Barely legal blonde

barely legal blonde

Ho conosciuto questa bionda barely legal, cioè appena maggiorenne, durante il mio lavoro di promoter di un noto sito di webcam. Di lingua e cultura anglosassone, non ha avuto problemi ad aprirsi con me, per un’intervista da pubblicare su un sito tedesco. Uno stralcio di questa intervista è interessante da pubblicare qui, per uomini e donne (cioè leggete tutti). In rete lei si fa chiamare semplicemente “Barely Legal Blonde”, perché non le interessa nè avere un nome nè farsi un nome nel settore.

Clarissa: Come mai questa decisione di esibirti in cam appena due settimane dopo essere diventata maggiorenne?
Barely Legal Blonde: Per fare un’esperienza diversa, e per fare soldi. Finchè sei minorenne, ti dicono sempre di non mostrarti, e allora adesso basta, mi diverto a mostrarmi a chicchessia, sconosciuti di altri continenti, che tra l’altro mi pagano pure. Mi diverto, e guadagno. Mi connetto la mattina, quando becco gli americani della tarda sera, poi sfruttando il fuso orario becco quelli europei. Mi esibisco, mi metto nuda, in cambio dei tokens faccio o mostro quel che vogliono vedere. Verso le 17.00 stacco, faccio una doccia, esco e vivo la mia vita.
C: E non ti senti una prostituta?
BLB: Ma no! Nessuno di loro mi può toccare, nessuno di loro sa il mio nome, men che mai il mio indirizzo, e neanche in quale nazione vivo. Il tutto avviene via web, e nessuna mano sfiorerà mai il mio corpo, che non vendo a nessuno. Vendo un’immagine virtuale, vendo un sogno via internet, e incasso mance e parcelle. Sto mettendo da parte un po’ di soldi.
C: Che rapporto hai con il sesso?
BLB: E’ la solita storia, ho iniziato da piccola a masturbarmi, ed ho capito la mia sessualità. Poi a scuola, oramai 15 enne, ogni tanto un pompino ad un compagno di classe, e a 16 anni il primo rapporto sessuale. Ho un rapporto normale con la mia sessualità, al punto che riesco a mostrarla e venderla.
C: Ti succede mai che qualche spettatore in webcam abbia cercato qualcosa di più, o si sia innamorato?
BLB: E’ anche normale che un uomo, giovane o maturo che sia, perda la testa, ma in ogni caso io sono irraggiungibile. Per evitare di ferire le persone, metto sempre dei paletti nei miei show: mostro il mio corpo, mi penetro con vibratori, possono parlare con me di tutto, ma non gioco con le loro emozioni e i loro sentimenti. Li faccio venire e sborrare a casa loro in cambio di tokens, e niente altro.
C: Mediamente quanti spettatori hai?
BLB: Non appena mi connetto, in pochi minuti entrano nella mia room un paio di centinaia di persone, che poi diventano anche 500. A volte, in certe fasce orarie, supero i 1000 spettatori, e in quel caso fioccano i tokens e guadagno molto bene.
C: Non ti fa nessun effetto sapere che stai a gambe larghe con un vibratore davanti a 1000 persone?
BLB: E’ un lavoro, non è mica un piacere esibizionistico, per me. Se è un lavoro, o 10 persone o 1000 non fa differenza e faccio lo stesso show, oltretutto io non li vedo, vedo solo l’obiettivo della mia webcam, e la finestra di chat.

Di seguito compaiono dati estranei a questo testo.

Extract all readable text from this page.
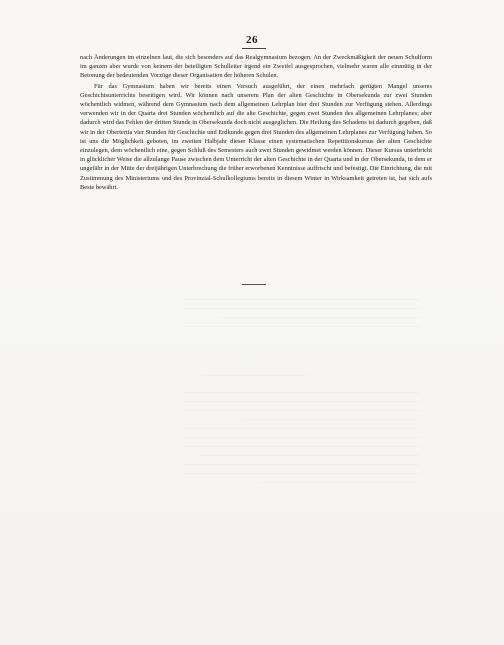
26

nach Änderungen im einzelnen laut, die sich besonders auf das Realgymnasium bezogen. An der Zweckmäßigkeit der neuen Schulform im ganzen aber wurde von keinem der beteiligten Schulleiter irgend ein Zweifel ausgesprochen, vielmehr waren alle einmütig in der Betonung der bedeutenden Vorzüge dieser Organisation der höheren Schulen.

Für das Gymnasium haben wir bereits einen Versuch ausgeführt, der einen mehrfach gerügten Mangel unseres Geschichtsunterrichts beseitigen wird. Wir können nach unserem Plan der alten Geschichte in Obersekunda zur zwei Stunden wöchentlich widmen, während dem Gymnasium nach dem allgemeinen Lehrplan hier drei Stunden zur Verfügung stehen. Allerdings verwenden wir in der Quarta drei Stunden wöchentlich auf die alte Geschichte, gegen zwei Stunden des allgemeinen Lehrplanes; aber dadurch wird das Fehlen der dritten Stunde in Obersekunda doch nicht ausgeglichen. Die Heilung des Schadens ist dadurch gegeben, daß wir in der Obertertia vier Stunden für Geschichte und Erdkunde gegen drei Stunden des allgemeinen Lehrplanes zur Verfügung haben. So ist uns die Möglichkeit geboten, im zweiten Halbjahr dieser Klasse einen systematischen Repetitionskursus der alten Geschichte einzulegen, dem wöchentlich eine, gegen Schluß des Semesters auch zwei Stunden gewidmet werden können. Dieser Kursus unterbricht in glücklicher Weise die allzulange Pause zwischen dem Unterricht der alten Geschichte in der Quarta und in der Obersekunda, in dem er ungefähr in der Mitte der dreijährigen Unterbrechung die früher erworbenen Kenntnisse auffrischt und befestigt. Die Einrichtung, die mit Zustimmung des Ministeriums und des Provinzial-Schulkollegiums bereits in diesem Winter in Wirksamkeit getreten ist, hat sich aufs Beste bewährt.

────────────────────────────────────────────────────────
────────────────────────────────────────────────────────
───────────────────────────────────────────────
────────────────────────────────────────────────────────
─────────────────────
────────────────────────────────────────────────────────
────────────────────────────────────────────────────────
────────────────────────────────────────────────────────
──────────────────────────────────────────
────────────────────────────────────────────────────────
────────────────────────────────────────────────────────
────────────────────────────────────────────────────────
────────────────────────────────────────────────────
────────────────────────────────────────────────────────
────────────────────────────────────────────────────────
──────────────────────────────────────
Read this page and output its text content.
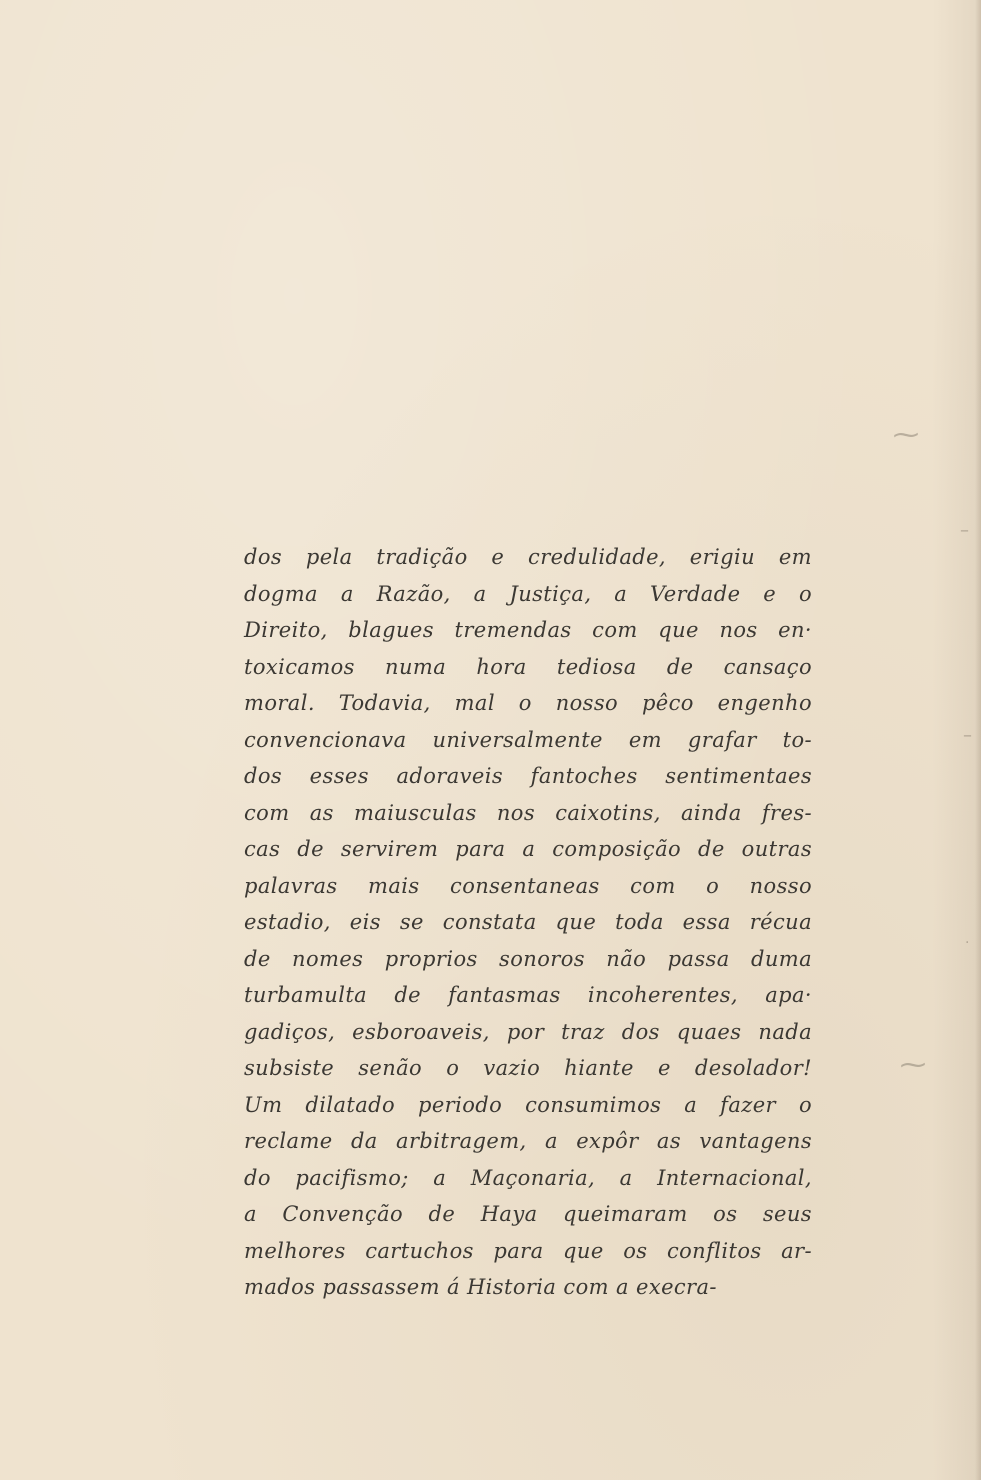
⁓
⁓
–
–
·
dos pela tradição e credulidade, erigiu em
dogma a Razão, a Justiça, a Verdade e o
Direito, blagues tremendas com que nos en·
toxicamos numa hora tediosa de cansaço
moral. Todavia, mal o nosso pêco engenho
convencionava universalmente em grafar to-
dos esses adoraveis fantoches sentimentaes
com as maiusculas nos caixotins, ainda fres-
cas de servirem para a composição de outras
palavras mais consentaneas com o nosso
estadio, eis se constata que toda essa récua
de nomes proprios sonoros não passa duma
turbamulta de fantasmas incoherentes, apa·
gadiços, esboroaveis, por traz dos quaes nada
subsiste senão o vazio hiante e desolador!
Um dilatado periodo consumimos a fazer o
reclame da arbitragem, a expôr as vantagens
do pacifismo; a Maçonaria, a Internacional,
a Convenção de Haya queimaram os seus
melhores cartuchos para que os conflitos ar-
mados passassem á Historia com a execra-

Naturalmente, non condivido appieno la scelta e il modo di fare di Barely Legal Blonde, poiché personalmente reputo che il futuro del sesso in webcam sia la vera e propria pornografia in diretta, quella live, e che pertanto i risultati migliori possano raggiungerli le coppie, e non le ragazze singole. Tuttavia Barely Legal Blonde solleva una questione interessante: qualunque ragazza può farlo, e guadagnare bene. Basta un po’ di furbizia nel saper filtrare le nazioni di provenienza degli spettatori, e il gioco è fatto. Se qualcuno/a (c’è spazio per tutti, uomini, donne, coppie, trans) volesse provare, può seguire questo link o contattarmi tramite la redazione.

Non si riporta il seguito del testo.